The thoughts and opinions expressed are those of the writer and not Gamasutra or its parent company.

 

We run a small game dev studio with 3 years of mobile research under our belt. Over the past year we've positioned ourselves to focus on one expandable title which has been released to multiple platforms while still in it's concept and development stage.

Even though games for mobile is a proven and monetizable venture, and while I do my best to apply well thought out business and marketing strategy- I realize that we are engaging in an irrational pursuit. It has become clear that my mind is pulled into this beyond anything I have ever experienced for the exception of falling in love or wanting to have a baby. 

As with any love, you don't know why you do it- you only know you have to do it and the rewards of the final outcome are unclear. Like most game studios, barely breaking even- it has become very clear that I have an addiction to our work. I'm cool with it because I can't think of anything else I rather be doing. We laugh because we're not hungry.

From the increasing number of applications we receive from talent and the wide spread fascination with mobile development for games- what we're witnessing is a collective push toward a interdimensional frontier we have yet to conquer. I have no interest in going to places or planets where I can't breathe like Mars or the Moon for that matter. There are worlds and places we have yet to co-create and experience.

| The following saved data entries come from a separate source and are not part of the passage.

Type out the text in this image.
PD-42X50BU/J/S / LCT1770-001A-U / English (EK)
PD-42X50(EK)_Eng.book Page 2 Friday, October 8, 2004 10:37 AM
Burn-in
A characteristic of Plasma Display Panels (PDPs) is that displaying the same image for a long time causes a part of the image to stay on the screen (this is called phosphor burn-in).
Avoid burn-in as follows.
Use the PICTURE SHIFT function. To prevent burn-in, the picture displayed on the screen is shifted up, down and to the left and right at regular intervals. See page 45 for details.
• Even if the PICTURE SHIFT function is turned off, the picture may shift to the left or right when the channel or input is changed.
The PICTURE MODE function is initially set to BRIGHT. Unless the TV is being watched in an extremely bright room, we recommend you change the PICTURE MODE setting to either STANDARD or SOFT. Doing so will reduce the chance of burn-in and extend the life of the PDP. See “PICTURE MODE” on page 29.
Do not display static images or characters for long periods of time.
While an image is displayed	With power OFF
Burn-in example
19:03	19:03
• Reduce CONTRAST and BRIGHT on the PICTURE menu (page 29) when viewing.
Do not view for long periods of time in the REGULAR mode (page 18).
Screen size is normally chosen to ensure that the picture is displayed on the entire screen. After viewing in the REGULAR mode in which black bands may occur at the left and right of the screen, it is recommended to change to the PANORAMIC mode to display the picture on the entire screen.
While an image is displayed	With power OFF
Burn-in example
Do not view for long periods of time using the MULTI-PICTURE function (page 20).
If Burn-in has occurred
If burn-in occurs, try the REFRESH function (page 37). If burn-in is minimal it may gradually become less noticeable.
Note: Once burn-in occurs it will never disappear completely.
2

Most of us know we're making games, it's fun and everyone loves their smartphone or tablet but no one can really explain why? Maybe it would be smarter if we were all farming locally, growing hemp crops for our linens, toiling the earth and freeing our environment of pollution? While that's probably a very good idea, it seems that games may surprisingly be part of that renaissance. As Jane McGonigal suggests in her TED talk, 'Gaming Can Make A Better World?' can't we write games to solve problems? Or expanding from that, can't we write games with an entertaining overlay that are programmed to execute tasks that we need done, yet rather not do or think about? While we're playing it, the robots are working it, the more we play, the more work is done.

With tools like Unity 3D (our favorite) and UDK, it's an unknown as to where game innovation will lead exactly? My gut feel is that because game design is driven by an irrational and overwhelming desire in so many of us, it truly will lead to great things that will be looked back upon as a second renaissance with the discovery of new worlds and beautiful solutions.